The Sandman: Overture by Neil Gaiman (writer), J.H. Williams III (illustrator), Dave Stewart (colors), Todd Klein (lettering), and Dave McKean (original series covers)
DC Comics/Vertigo (November 2015)
224 pages; $14.99 hardcover/$14.24 e-book
Reviewed by Blu Gilliand
When a series reaches the level of fan adoration and critical acclaim that Neil Gaiman’s The Sandman has, there’s always going to be a clamoring for more. Yes, it has been nearly 20 years since the 75th and final issue of the comic series was published by DC, but the work has aged magnificently, standing even now as a testament to what the medium is capable of, and as a standard which is rarely equaled.
Gaiman has demonstrated on more than one occasion that he’s not opposed to revisiting his creation if he’s got a good story to tell. He wrote The Sandman: The Dream Hunters, and a handful of stories for the Endless Nights anthology, and now he’s come back again with a prequel to the original series. The Sandman: Overture was a six issue limited series that began in 2013, and is now collected in its entirety in a beautiful hardcover edition.
When you say “prequel” these days, it’s a common reaction for fans to wince and flash back to the uninspired, fill-in-the-blanks efforts George Lucas trotted out with his Star Wars prequel trilogy. Let me go ahead and put those fears to rest: this is no nostalgia-fueled victory lap. Yes, Overture does fill in some gaps that fans have been fretting over since the beginning of the series – namely, what brought the Dream King so low that he could be captured by a bunch of cut-rate occultists, as he had been when we first met him way back in issue one? And yes, there are plenty of nods and hints and cameos that will stick out like sore thumbs to those who have read the entire series. But Gaiman achieves this organically, refusing to shoehorn fan favorites in for the sake of fan service, choosing instead to include only those things that make sense for the story he’s now telling.

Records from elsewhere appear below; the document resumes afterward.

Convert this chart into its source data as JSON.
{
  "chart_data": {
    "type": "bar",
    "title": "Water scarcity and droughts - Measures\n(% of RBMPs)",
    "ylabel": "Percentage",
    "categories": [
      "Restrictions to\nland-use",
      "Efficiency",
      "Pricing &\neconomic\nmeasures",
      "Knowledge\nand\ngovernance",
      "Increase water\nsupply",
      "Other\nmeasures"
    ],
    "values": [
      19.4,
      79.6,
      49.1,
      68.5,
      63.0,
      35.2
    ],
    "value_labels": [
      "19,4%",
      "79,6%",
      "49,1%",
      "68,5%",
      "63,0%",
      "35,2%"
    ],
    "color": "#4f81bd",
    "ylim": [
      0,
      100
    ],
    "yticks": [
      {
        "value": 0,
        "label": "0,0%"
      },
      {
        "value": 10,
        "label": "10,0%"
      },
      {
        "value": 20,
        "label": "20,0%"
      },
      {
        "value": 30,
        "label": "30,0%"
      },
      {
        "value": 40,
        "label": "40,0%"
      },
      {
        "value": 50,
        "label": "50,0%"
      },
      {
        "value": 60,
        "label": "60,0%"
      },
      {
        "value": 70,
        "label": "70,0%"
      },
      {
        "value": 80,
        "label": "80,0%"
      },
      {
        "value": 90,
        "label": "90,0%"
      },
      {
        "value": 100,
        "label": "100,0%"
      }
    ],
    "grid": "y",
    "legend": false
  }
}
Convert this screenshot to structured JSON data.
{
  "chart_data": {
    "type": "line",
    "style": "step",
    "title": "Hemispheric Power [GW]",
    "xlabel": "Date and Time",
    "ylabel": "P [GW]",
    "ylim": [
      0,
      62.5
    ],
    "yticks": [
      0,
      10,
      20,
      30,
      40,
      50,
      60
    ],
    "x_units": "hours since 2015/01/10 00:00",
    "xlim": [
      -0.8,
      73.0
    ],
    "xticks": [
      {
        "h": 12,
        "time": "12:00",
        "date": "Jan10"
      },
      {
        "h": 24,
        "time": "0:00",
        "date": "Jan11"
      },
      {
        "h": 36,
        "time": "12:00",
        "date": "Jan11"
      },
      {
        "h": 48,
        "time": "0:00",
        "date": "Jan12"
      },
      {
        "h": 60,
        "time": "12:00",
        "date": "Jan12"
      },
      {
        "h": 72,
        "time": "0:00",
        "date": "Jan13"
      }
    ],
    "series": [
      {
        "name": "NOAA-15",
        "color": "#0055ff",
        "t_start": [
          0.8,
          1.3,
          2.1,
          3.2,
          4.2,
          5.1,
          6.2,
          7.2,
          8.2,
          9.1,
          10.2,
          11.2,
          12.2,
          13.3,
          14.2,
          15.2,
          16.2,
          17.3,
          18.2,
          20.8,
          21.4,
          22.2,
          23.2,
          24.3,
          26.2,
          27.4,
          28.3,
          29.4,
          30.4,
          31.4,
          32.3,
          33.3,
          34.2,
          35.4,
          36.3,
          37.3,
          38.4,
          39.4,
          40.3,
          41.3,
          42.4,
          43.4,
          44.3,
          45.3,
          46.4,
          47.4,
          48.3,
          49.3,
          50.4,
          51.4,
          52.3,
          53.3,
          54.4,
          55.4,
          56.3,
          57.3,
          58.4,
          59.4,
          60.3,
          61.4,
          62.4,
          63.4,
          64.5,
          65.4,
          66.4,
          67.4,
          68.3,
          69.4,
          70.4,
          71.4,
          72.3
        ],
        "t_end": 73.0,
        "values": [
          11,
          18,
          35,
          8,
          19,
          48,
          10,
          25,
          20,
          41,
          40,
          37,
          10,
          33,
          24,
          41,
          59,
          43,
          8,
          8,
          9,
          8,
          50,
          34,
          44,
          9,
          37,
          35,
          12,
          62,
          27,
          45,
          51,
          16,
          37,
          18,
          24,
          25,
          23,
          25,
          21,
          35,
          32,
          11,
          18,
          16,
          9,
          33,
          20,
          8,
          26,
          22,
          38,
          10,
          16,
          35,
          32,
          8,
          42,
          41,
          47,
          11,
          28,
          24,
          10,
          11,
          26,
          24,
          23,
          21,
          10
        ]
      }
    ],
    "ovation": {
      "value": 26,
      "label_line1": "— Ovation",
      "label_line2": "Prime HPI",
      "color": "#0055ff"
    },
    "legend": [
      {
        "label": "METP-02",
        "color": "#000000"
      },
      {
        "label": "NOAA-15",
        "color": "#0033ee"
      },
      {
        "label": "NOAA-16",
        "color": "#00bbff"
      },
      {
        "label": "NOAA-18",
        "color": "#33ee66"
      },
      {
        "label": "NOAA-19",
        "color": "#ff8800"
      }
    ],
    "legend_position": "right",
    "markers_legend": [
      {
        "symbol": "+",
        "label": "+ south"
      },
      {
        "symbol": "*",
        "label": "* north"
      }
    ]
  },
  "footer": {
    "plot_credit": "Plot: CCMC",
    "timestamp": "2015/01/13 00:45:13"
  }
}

I won’t go into a huge plot summary – suffice to say there’s a star that has gone insane, and its become a threat to the entire universe. Dream, feeling that he is somehow responsible, ventures to the far corners of existence to try and save, well, everything. Along the way he encounters many other manifestations of himself, has a conversation with God, and visits a city of stars. It’s an ambitious piece of storytelling, enhanced in immeasurable ways by the gorgeous artwork of J.H. Williams III, who matches Gaiman stride-for-stride in scope and innovation. Panels melt and flow into one another, and there are times when Williams employs several different art styles on the same page, and yet these flourishes never disrupt the flow of the story. The contributions of colorist Dave Stewart and letterer Todd Klein are likewise integral to bringing the story to vivid life.

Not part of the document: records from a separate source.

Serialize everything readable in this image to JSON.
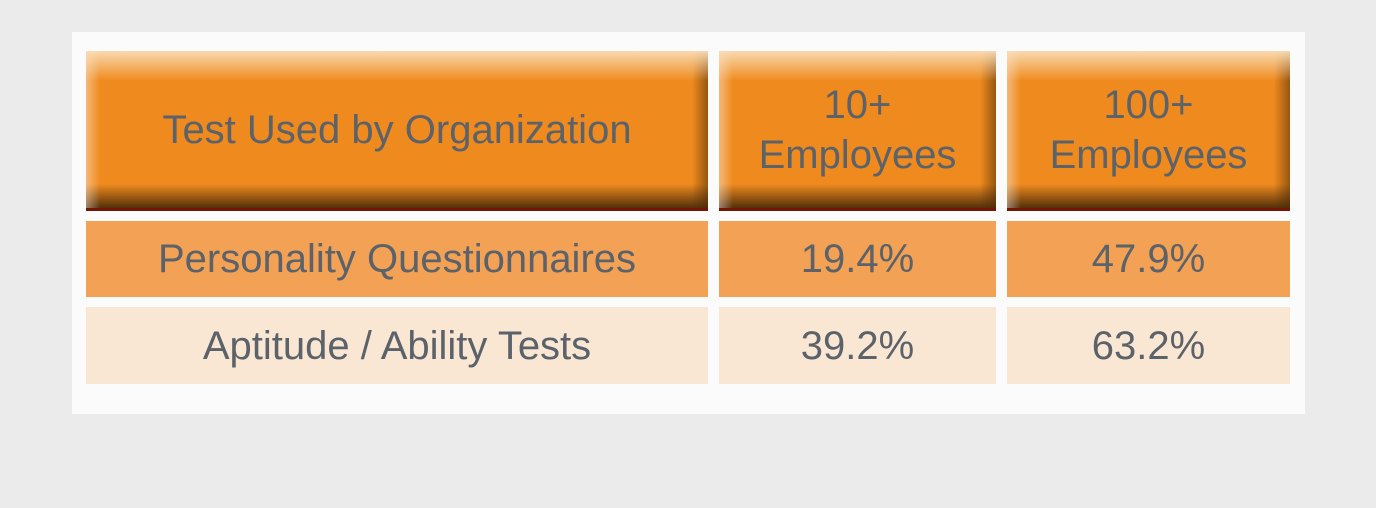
{
  "chart_data": {
    "type": "table",
    "title": "Test Used by Organization",
    "columns": [
      "Test Used by Organization",
      "10+ Employees",
      "100+ Employees"
    ],
    "rows": [
      {
        "label": "Personality Questionnaires",
        "values": [
          "19.4%",
          "47.9%"
        ]
      },
      {
        "label": "Aptitude / Ability Tests",
        "values": [
          "39.2%",
          "63.2%"
        ]
      }
    ]
  },
  "table": {
    "header": [
      {
        "label": "Test Used by Organization"
      },
      {
        "label": "10+\nEmployees"
      },
      {
        "label": "100+\nEmployees"
      }
    ],
    "rows": [
      {
        "label": "Personality Questionnaires",
        "values": [
          "19.4%",
          "47.9%"
        ]
      },
      {
        "label": "Aptitude / Ability Tests",
        "values": [
          "39.2%",
          "63.2%"
        ]
      }
    ]
  },
  "colors": {
    "page_background": "#ebebeb",
    "card_background": "#fbfbfb",
    "header_orange": "#ef8a1e",
    "header_shadow_brown": "#53300a",
    "header_bottom_line": "#701805",
    "row_odd_orange": "#f2a155",
    "row_even_cream": "#f9e7d3",
    "text_gray": "#5b6269"
  }
}
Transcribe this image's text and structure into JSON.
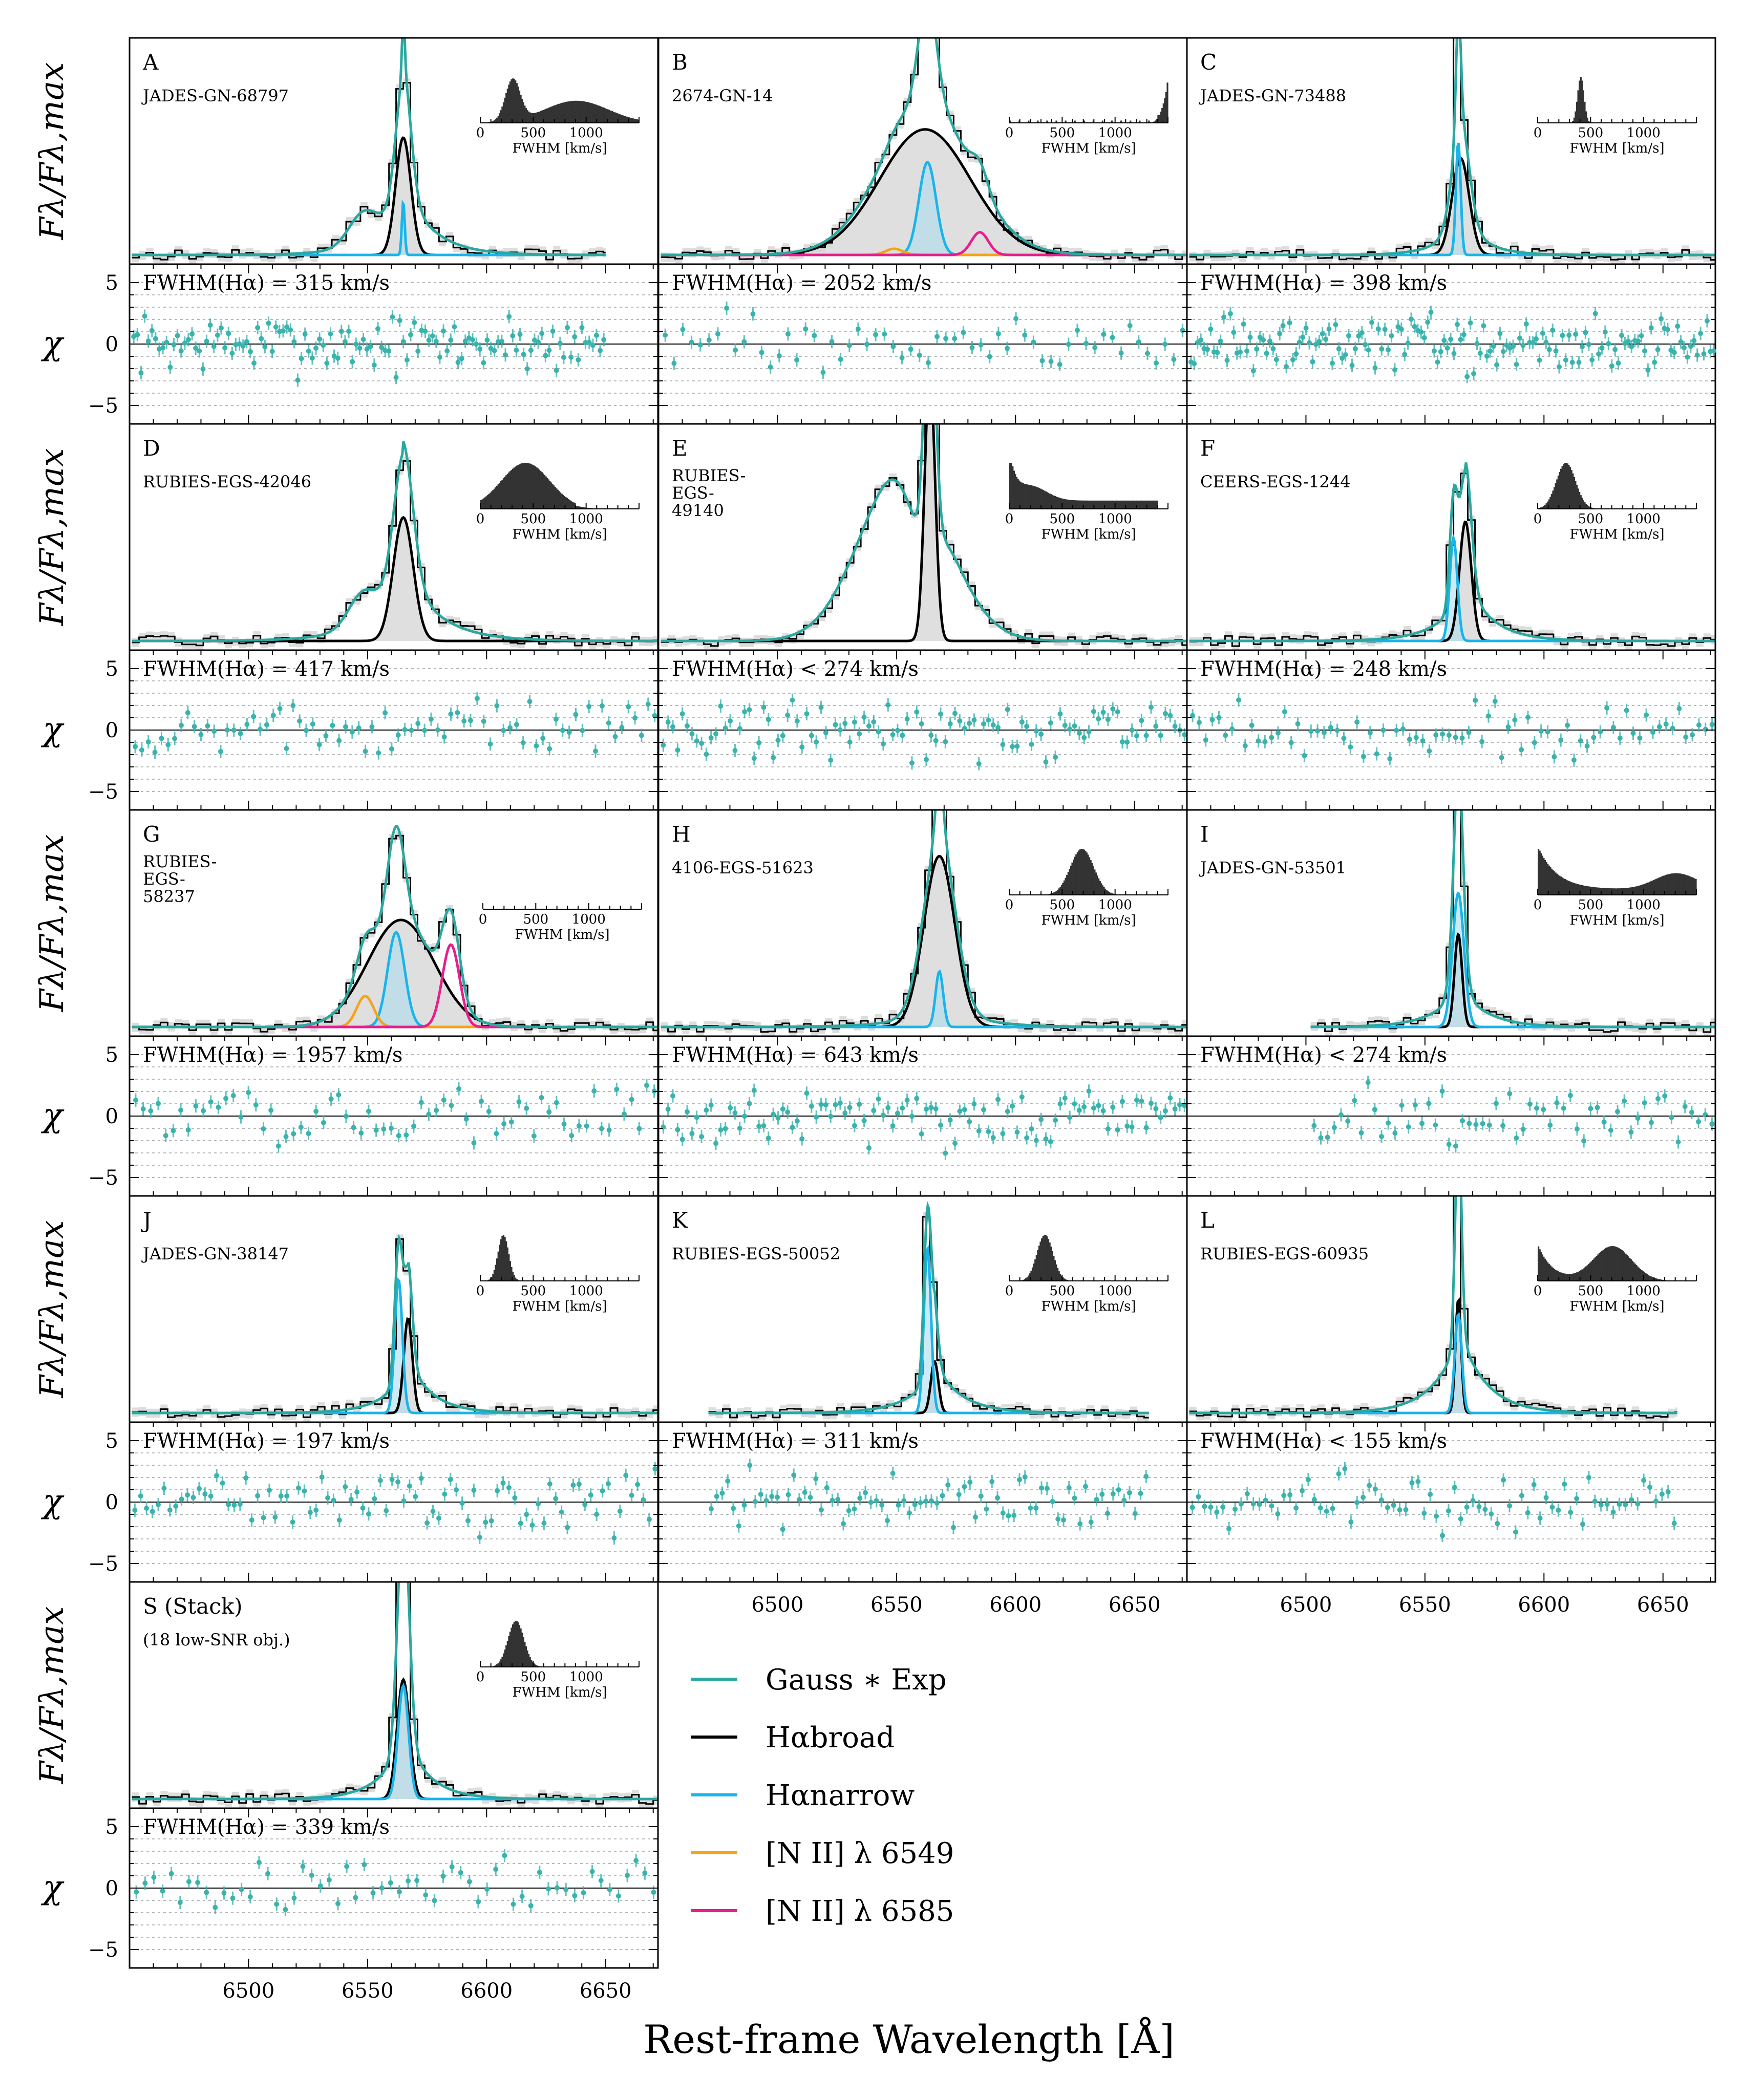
{
  "figure": {
    "xlabel": "Rest-frame Wavelength [Å]",
    "flux_ylabel": "Fλ/Fλ,max",
    "chi_ylabel": "χ",
    "inset_xlabel": "FWHM [km/s]"
  },
  "chart_data": {
    "type": "line",
    "x_ticks": [
      6500,
      6550,
      6600,
      6650
    ],
    "xlim": [
      6450,
      6672
    ],
    "chi_yticks": [
      5,
      0,
      -5
    ],
    "chi_ylim": [
      -6,
      6
    ],
    "inset_ticks": [
      0,
      500,
      1000
    ],
    "inset_xlim": [
      0,
      1500
    ],
    "colors": {
      "model": "#2aa8a0",
      "broad": "#000000",
      "narrow": "#19b4ea",
      "nii6549": "#f5a31b",
      "nii6585": "#e81e8c",
      "residual": "#3ab3ad",
      "broad_fill": "#d4d4d4",
      "narrow_fill": "#aedcef"
    },
    "panels": [
      {
        "letter": "A",
        "name": "JADES-GN-68797",
        "fwhm_label": "FWHM(Hα) = 315 km/s",
        "broad": {
          "c": 6565,
          "a": 0.57,
          "s": 3.2
        },
        "narrow": {
          "c": 6565,
          "a": 0.26,
          "s": 0.6
        },
        "nii": null,
        "wing": {
          "a": 0.33,
          "tau": 12
        },
        "bump": {
          "c": 6548,
          "a": 0.14,
          "s": 6
        },
        "range": [
          6451,
          6650
        ],
        "inset": "bimodal-wide",
        "n_res": 130
      },
      {
        "letter": "B",
        "name": "2674-GN-14",
        "fwhm_label": "FWHM(Hα) = 2052 km/s",
        "broad": {
          "c": 6562,
          "a": 0.61,
          "s": 19
        },
        "narrow": {
          "c": 6563,
          "a": 0.45,
          "s": 3.6
        },
        "nii": [
          0.03,
          0.11
        ],
        "wing": {
          "a": 0.24,
          "tau": 15
        },
        "bump": null,
        "range": [
          6451,
          6672
        ],
        "inset": "edge-high",
        "n_res": 60
      },
      {
        "letter": "C",
        "name": "JADES-GN-73488",
        "fwhm_label": "FWHM(Hα) = 398 km/s",
        "broad": {
          "c": 6565,
          "a": 0.47,
          "s": 3.6
        },
        "narrow": {
          "c": 6564,
          "a": 0.55,
          "s": 1.0
        },
        "nii": null,
        "wing": {
          "a": 0.2,
          "tau": 9
        },
        "bump": null,
        "range": [
          6451,
          6672
        ],
        "inset": "narrow-peak",
        "n_res": 160
      },
      {
        "letter": "D",
        "name": "RUBIES-EGS-42046",
        "fwhm_label": "FWHM(Hα) = 417 km/s",
        "broad": {
          "c": 6565,
          "a": 0.6,
          "s": 4.2
        },
        "narrow": null,
        "nii": null,
        "wing": {
          "a": 0.35,
          "tau": 14
        },
        "bump": {
          "c": 6548,
          "a": 0.15,
          "s": 6
        },
        "range": [
          6451,
          6672
        ],
        "inset": "broad-hump",
        "n_res": 80
      },
      {
        "letter": "E",
        "name": "RUBIES-EGS-49140",
        "fwhm_label": "FWHM(Hα) < 274 km/s",
        "broad": {
          "c": 6564,
          "a": 1.3,
          "s": 2.2
        },
        "narrow": null,
        "nii": null,
        "wing": {
          "a": 0.0,
          "tau": 10
        },
        "bump": {
          "c": 6553,
          "a": 0.85,
          "s": 18
        },
        "absorb": {
          "c": 6560,
          "a": 0.25,
          "s": 6
        },
        "range": [
          6451,
          6672
        ],
        "inset": "peak-zero",
        "n_res": 110
      },
      {
        "letter": "F",
        "name": "CEERS-EGS-1244",
        "fwhm_label": "FWHM(Hα) = 248 km/s",
        "broad": {
          "c": 6567,
          "a": 0.58,
          "s": 2.5
        },
        "narrow": {
          "c": 6562,
          "a": 0.5,
          "s": 1.6
        },
        "nii": null,
        "wing": {
          "a": 0.28,
          "tau": 11
        },
        "bump": null,
        "range": [
          6451,
          6672
        ],
        "inset": "mid-peak",
        "n_res": 80
      },
      {
        "letter": "G",
        "name": "RUBIES-EGS-58237",
        "fwhm_label": "FWHM(Hα) = 1957 km/s",
        "broad": {
          "c": 6564,
          "a": 0.52,
          "s": 14
        },
        "narrow": {
          "c": 6562,
          "a": 0.46,
          "s": 3.6
        },
        "nii": [
          0.15,
          0.4
        ],
        "wing": {
          "a": 0.0,
          "tau": 10
        },
        "bump": null,
        "range": [
          6451,
          6672
        ],
        "inset": "none",
        "n_res": 70
      },
      {
        "letter": "H",
        "name": "4106-EGS-51623",
        "fwhm_label": "FWHM(Hα) = 643 km/s",
        "broad": {
          "c": 6568,
          "a": 0.83,
          "s": 6.5
        },
        "narrow": {
          "c": 6568,
          "a": 0.27,
          "s": 1.6
        },
        "nii": null,
        "wing": {
          "a": 0.12,
          "tau": 14
        },
        "bump": null,
        "range": [
          6451,
          6672
        ],
        "inset": "peak-700",
        "n_res": 110
      },
      {
        "letter": "I",
        "name": "JADES-GN-53501",
        "fwhm_label": "FWHM(Hα) < 274 km/s",
        "broad": {
          "c": 6564,
          "a": 0.45,
          "s": 1.6
        },
        "narrow": {
          "c": 6564,
          "a": 0.65,
          "s": 2.4
        },
        "nii": null,
        "wing": {
          "a": 0.2,
          "tau": 11
        },
        "bump": null,
        "range": [
          6502,
          6672
        ],
        "inset": "bimodal-low",
        "n_res": 60
      },
      {
        "letter": "J",
        "name": "JADES-GN-38147",
        "fwhm_label": "FWHM(Hα) = 197 km/s",
        "broad": {
          "c": 6567,
          "a": 0.46,
          "s": 1.8
        },
        "narrow": {
          "c": 6563,
          "a": 0.65,
          "s": 1.6
        },
        "nii": null,
        "wing": {
          "a": 0.25,
          "tau": 10
        },
        "bump": null,
        "range": [
          6451,
          6672
        ],
        "inset": "narrow-low",
        "n_res": 90
      },
      {
        "letter": "K",
        "name": "RUBIES-EGS-50052",
        "fwhm_label": "FWHM(Hα) = 311 km/s",
        "broad": {
          "c": 6566,
          "a": 0.25,
          "s": 1.6
        },
        "narrow": {
          "c": 6563,
          "a": 0.8,
          "s": 1.5
        },
        "nii": null,
        "wing": {
          "a": 0.23,
          "tau": 11
        },
        "bump": null,
        "range": [
          6471,
          6656
        ],
        "inset": "mid-300",
        "n_res": 80
      },
      {
        "letter": "L",
        "name": "RUBIES-EGS-60935",
        "fwhm_label": "FWHM(Hα) < 155 km/s",
        "broad": {
          "c": 6564,
          "a": 0.55,
          "s": 1.2
        },
        "narrow": {
          "c": 6564,
          "a": 0.48,
          "s": 1.5
        },
        "nii": null,
        "wing": {
          "a": 0.4,
          "tau": 11
        },
        "bump": null,
        "range": [
          6451,
          6656
        ],
        "inset": "bimodal-mid",
        "n_res": 80
      },
      {
        "letter": "S (Stack)",
        "name": "(18 low-SNR obj.)",
        "fwhm_label": "FWHM(Hα) = 339 km/s",
        "broad": {
          "c": 6565,
          "a": 0.58,
          "s": 2.6
        },
        "narrow": {
          "c": 6565,
          "a": 0.55,
          "s": 2.2
        },
        "nii": null,
        "wing": {
          "a": 0.32,
          "tau": 10
        },
        "bump": null,
        "range": [
          6451,
          6672
        ],
        "inset": "mid-300",
        "n_res": 60
      }
    ],
    "legend": [
      {
        "label": "Gauss ∗ Exp",
        "color": "#2aa8a0"
      },
      {
        "label": "Hαbroad",
        "color": "#000000"
      },
      {
        "label": "Hαnarrow",
        "color": "#19b4ea"
      },
      {
        "label": "[N II] λ 6549",
        "color": "#f5a31b"
      },
      {
        "label": "[N II] λ 6585",
        "color": "#e81e8c"
      }
    ]
  }
}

Although it’s a prequel, I still think it’s a good idea for those who have yet to encounter The Sandman to read the rest of the series before diving into Overture. It is, after all, a beginning that’s being told at the end of the story, and it benefits from having knowledge of all that comes after it. However, whether this is your first foray into Gaiman’s masterpiece or a welcome return for a long-time fan, I think you’re going to be thrilled with the results.